Jaya Dhindaw, Director – Integrated Urban Planning, World Resources Institute (a global research non-profit), said, “It is important to recognise mass transit projects in the city as urban transformation projects and not just urban transport infrastructure projects. To this end, making the city compact, connected and liveable requires a robust plan for multi-modal integration and a holistic transit-oriented development-led city growth strategy. When phase one of the metro was conceived and built, this vision was lacking.” 

The petition highlighted that instead of relying on solid scientific mechanisms to prepare the metro plan, BMRCL relied on ad-hoc ones. As part of the case, the HC had ordered IIM-Bangalore to scrutinize the functioning of BMRCL to date as work on the second phase is continuing.

Even then, the BMRCL seem to be either opaque or incompetent in its planning to make the best use of investment. Since February 2021, in a RTI reply to Devare and subsequent appeals, BMRCL has refused to share details of a survey that is yet to be taken up on the travel time to reach the airport from Silk Board (phase two) and multimodal connectivity measures for the 30 stations. While the Asian Development Bank which is providing loans for the project mentions such a survey in its report, BMRCL in RTI replies has said that the final survey is yet to be ready.

Nagesh Aras, another activist, said the present metro routes were designed following old and inadequate traffic zones analysis data. “The metro planning did not take into account how the metro and other forms of public transport, like the BMTC and suburban rail network, other travel modes can work in unison to solve the city’s mobility challenges,” he added.
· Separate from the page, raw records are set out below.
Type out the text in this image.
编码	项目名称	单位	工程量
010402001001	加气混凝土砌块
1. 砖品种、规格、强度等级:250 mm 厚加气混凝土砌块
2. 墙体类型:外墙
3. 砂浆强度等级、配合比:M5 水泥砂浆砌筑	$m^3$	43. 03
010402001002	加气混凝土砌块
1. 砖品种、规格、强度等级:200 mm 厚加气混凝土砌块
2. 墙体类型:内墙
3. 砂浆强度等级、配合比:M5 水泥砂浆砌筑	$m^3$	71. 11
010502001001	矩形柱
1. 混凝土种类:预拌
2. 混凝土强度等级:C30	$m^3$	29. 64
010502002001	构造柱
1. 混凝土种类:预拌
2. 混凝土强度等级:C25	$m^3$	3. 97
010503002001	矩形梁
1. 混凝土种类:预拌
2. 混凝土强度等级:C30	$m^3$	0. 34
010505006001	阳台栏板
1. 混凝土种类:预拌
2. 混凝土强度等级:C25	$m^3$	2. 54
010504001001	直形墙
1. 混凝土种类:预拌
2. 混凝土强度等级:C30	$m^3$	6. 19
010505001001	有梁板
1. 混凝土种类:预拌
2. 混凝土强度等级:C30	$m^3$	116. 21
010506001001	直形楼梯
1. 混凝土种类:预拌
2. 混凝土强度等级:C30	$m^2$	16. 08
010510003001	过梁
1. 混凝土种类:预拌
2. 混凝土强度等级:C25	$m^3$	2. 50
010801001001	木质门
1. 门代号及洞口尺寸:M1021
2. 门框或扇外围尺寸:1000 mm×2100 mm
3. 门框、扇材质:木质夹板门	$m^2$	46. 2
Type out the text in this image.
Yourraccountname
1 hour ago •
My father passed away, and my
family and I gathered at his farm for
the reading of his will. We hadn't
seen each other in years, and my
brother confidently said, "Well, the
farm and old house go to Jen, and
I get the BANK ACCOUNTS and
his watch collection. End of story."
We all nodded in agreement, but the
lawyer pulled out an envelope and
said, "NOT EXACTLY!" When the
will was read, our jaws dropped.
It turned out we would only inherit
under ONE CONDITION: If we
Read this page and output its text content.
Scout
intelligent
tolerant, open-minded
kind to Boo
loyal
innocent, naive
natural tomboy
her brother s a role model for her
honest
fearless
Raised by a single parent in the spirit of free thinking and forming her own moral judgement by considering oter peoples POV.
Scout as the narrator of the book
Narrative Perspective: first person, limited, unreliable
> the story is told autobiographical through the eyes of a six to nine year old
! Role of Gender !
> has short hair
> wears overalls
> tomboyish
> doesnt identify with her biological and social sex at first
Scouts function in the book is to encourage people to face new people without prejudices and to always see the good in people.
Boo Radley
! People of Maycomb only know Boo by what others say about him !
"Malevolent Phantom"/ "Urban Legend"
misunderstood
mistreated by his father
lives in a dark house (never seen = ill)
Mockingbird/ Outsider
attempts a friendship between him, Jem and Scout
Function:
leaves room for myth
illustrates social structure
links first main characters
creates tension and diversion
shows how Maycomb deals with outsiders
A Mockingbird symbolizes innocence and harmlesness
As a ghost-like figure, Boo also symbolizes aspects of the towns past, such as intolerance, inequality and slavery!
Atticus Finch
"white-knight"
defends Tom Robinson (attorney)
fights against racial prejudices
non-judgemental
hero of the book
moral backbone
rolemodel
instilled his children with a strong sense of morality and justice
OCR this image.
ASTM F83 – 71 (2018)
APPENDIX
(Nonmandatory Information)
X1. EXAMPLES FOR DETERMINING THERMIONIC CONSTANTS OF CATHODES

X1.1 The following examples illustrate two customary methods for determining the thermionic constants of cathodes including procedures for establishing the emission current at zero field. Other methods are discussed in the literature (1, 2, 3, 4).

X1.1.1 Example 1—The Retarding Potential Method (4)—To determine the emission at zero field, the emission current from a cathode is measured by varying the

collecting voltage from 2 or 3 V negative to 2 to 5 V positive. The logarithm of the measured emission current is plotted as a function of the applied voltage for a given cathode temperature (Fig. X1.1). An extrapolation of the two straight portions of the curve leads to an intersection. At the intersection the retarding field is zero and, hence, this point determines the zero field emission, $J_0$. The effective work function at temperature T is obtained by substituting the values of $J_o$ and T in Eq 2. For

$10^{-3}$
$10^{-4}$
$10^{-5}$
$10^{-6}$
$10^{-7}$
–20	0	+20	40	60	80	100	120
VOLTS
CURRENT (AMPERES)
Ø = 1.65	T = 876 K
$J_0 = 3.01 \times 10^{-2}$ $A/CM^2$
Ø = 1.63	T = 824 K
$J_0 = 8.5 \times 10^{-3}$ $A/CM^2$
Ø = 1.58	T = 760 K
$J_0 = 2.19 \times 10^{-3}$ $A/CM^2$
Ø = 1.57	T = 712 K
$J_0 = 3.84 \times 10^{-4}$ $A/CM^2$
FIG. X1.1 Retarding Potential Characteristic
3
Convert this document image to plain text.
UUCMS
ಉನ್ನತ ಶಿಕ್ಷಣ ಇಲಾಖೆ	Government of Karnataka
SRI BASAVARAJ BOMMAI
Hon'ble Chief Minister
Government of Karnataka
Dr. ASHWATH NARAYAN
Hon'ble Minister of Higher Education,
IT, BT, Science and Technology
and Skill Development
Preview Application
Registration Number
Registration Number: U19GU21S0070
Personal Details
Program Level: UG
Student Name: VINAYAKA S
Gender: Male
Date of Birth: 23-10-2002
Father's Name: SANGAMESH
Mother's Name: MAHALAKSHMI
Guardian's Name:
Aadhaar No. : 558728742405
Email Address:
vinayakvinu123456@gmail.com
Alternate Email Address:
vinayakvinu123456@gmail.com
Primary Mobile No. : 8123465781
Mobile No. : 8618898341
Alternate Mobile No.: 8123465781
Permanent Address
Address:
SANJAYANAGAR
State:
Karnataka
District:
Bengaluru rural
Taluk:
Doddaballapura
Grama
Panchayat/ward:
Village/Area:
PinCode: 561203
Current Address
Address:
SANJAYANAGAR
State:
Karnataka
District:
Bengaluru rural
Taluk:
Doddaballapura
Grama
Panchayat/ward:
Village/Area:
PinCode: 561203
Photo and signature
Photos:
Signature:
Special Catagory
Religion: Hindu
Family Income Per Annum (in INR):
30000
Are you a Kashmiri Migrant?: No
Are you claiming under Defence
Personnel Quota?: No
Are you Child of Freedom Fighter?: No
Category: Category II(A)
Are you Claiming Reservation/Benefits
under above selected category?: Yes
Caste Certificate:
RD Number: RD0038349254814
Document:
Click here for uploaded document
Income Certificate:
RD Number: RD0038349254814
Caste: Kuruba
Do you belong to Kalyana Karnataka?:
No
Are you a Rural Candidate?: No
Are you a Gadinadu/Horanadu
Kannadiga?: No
Rajkumar Dugar, Founder and Convener of C4C, said, BMRCL has been very unresponsive to citizen’s suggestions for unknown reasons when it comes to multimodal integration. “The Cantonment Metro Station was supposed to come up near the Cantonment Railway Station, acting as an integration point for the surface railway and the metro. However, the BMRCL changed its location towards Bamboo Bazaar despite stiff opposition from the public,” he said. He added that over the last three years and more, he has been approaching the BMTC about running a feeder bus service from Vasanth Nagar to Cubbon Park but to no avail.

However, Jaya said that in a paradigm shift, the government of Karnataka has expanded the focus of large-scale Mass Rapid Transit investments from traffic decongestion to instruments for building a liveable, compact and viable city by looking to adopt a parking policy, a unified transport authority, and a revised master plan that is reportedly in the works.